May 28, 1998
KALAMAZOO -- With gas prices relatively low, Michigan drivers will hit the roads in droves for summer traveling. But will they buckle up? A Western Michigan University researcher and his students are exploring simple, inexpensive ways to encourage that they do.
Dr. John Austin, WMU assistant professor of psychology and an expert in human performance, has been working with a number of graduate students on research projects that measure whether verbal prompts from grocery carriers and restaurant workers result in an increase in safety belt use. The grocery carriers delivered the prompt, "Have a nice day and remember to wear your safety belt for a safe ride home," as they put the groceries in the car, while restaurant workers said, "Goodbye and don't forget to buckle up," as the customers went out the door. Early results show that the prompts were effective.
"Using incentives to encourage people to buckle up is probably the best way, but it's perhaps the most costly way," Austin explains. "Our research shows that asking people to buckle up at an appropriate time increases the number of folks buckling up 12 to 20 percent. If we can get the same effect by asking, with no cost, then that's pretty good."
Austin says these early findings indicate that verbal reminders could be put to practical use in a variety of places where crowds are gathered like stadiums and in airplanes. He credits the major national campaign for safety belt use with saving more than 74,000 lives since it was launched in 1982. However, he points out that most large-scale endeavors reach a plateau and, in order for further improvement in safety belt use to be made, businesses and communities need to take on a more active role.

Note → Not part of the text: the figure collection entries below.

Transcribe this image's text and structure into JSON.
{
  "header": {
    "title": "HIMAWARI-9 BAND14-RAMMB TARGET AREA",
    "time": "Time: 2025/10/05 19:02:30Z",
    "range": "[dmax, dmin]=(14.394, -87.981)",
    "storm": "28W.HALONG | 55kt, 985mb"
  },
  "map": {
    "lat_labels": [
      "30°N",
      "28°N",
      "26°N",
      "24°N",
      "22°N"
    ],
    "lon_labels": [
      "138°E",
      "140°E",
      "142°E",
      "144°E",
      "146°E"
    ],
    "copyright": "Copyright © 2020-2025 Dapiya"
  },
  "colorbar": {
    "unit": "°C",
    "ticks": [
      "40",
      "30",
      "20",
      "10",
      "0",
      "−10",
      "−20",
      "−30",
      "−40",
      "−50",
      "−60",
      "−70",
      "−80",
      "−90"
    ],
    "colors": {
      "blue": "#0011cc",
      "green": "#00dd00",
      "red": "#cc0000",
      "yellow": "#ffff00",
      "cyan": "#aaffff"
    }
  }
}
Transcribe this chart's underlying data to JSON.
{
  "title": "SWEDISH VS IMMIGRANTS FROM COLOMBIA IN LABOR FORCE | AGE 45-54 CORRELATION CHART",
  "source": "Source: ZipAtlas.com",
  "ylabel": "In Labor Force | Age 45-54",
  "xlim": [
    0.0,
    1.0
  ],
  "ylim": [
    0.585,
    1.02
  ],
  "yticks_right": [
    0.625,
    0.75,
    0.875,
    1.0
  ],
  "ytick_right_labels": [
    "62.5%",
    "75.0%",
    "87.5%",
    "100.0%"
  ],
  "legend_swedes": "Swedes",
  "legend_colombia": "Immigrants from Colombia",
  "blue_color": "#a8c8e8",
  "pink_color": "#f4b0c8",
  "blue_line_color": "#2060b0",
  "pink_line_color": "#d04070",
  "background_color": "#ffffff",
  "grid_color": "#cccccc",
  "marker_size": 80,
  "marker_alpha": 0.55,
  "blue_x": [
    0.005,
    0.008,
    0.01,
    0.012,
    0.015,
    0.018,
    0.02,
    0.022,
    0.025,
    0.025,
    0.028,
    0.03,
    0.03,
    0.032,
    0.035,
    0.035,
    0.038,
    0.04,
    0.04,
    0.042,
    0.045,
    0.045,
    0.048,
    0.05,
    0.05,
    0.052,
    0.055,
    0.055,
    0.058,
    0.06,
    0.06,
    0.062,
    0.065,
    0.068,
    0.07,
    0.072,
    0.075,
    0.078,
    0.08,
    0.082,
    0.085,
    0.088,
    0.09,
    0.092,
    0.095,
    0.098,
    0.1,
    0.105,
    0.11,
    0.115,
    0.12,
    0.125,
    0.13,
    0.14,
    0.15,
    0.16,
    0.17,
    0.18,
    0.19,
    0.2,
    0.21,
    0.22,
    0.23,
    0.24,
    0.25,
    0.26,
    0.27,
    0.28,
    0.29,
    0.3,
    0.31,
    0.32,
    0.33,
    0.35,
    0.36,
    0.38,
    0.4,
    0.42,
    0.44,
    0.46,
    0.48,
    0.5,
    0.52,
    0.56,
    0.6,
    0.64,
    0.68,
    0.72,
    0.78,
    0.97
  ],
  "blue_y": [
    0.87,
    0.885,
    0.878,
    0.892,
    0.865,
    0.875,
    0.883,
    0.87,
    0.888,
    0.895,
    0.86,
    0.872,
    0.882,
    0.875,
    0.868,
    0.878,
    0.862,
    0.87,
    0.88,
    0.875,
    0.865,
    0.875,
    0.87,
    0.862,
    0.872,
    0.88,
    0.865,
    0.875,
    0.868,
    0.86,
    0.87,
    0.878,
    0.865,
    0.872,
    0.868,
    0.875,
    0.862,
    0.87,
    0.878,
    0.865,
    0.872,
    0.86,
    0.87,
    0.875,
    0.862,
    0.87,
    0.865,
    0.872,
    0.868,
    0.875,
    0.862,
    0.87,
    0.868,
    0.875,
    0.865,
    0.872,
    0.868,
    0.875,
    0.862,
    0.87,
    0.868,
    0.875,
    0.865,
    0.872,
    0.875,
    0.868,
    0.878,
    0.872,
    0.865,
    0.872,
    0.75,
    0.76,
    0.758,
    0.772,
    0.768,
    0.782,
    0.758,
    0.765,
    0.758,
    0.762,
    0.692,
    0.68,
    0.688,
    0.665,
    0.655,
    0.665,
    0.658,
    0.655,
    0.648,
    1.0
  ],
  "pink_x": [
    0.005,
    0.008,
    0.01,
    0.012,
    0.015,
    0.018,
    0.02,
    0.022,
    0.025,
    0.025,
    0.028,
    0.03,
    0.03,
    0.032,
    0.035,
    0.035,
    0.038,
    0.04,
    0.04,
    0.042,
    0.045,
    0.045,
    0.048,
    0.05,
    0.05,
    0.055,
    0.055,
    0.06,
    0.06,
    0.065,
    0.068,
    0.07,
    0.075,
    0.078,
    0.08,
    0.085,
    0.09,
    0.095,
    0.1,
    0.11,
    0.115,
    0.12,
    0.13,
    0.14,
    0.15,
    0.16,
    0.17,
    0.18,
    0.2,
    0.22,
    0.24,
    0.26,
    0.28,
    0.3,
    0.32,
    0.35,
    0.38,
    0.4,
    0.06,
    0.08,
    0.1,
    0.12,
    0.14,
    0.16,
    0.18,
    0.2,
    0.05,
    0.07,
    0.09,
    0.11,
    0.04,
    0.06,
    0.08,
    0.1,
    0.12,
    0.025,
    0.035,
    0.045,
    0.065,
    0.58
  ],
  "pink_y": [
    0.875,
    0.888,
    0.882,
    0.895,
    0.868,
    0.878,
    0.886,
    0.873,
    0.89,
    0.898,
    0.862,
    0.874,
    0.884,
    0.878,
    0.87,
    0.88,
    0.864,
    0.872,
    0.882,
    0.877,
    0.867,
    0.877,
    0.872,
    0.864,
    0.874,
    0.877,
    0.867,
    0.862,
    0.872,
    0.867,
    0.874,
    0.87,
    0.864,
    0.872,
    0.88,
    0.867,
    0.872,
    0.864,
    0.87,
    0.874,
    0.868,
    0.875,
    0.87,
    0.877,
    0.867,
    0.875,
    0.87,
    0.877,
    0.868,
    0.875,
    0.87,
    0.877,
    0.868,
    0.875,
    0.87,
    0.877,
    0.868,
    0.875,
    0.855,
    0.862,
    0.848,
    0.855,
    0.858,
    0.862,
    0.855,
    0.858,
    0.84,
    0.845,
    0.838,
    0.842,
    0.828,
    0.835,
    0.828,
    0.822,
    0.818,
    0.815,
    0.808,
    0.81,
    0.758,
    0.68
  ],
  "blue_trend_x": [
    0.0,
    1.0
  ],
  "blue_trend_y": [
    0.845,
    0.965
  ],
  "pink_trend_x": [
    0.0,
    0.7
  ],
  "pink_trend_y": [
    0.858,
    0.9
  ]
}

"Our statistics show that 38 percent of the population is not buckling up and there are dramatic costs associated with that," he explains. "When drivers who are not buckled up have accidents, it costs about $5,000 more to treat their injuries than if they were buckled up. This cost and injury could be reduced using the applied behavior methods we've demonstrated. A community with many businesses participating in a verbal prompt campaign might be able to substantially increase the overall percentage of citizens wearing safety belts, and decrease injuries and their associated costs to consumers and society in general."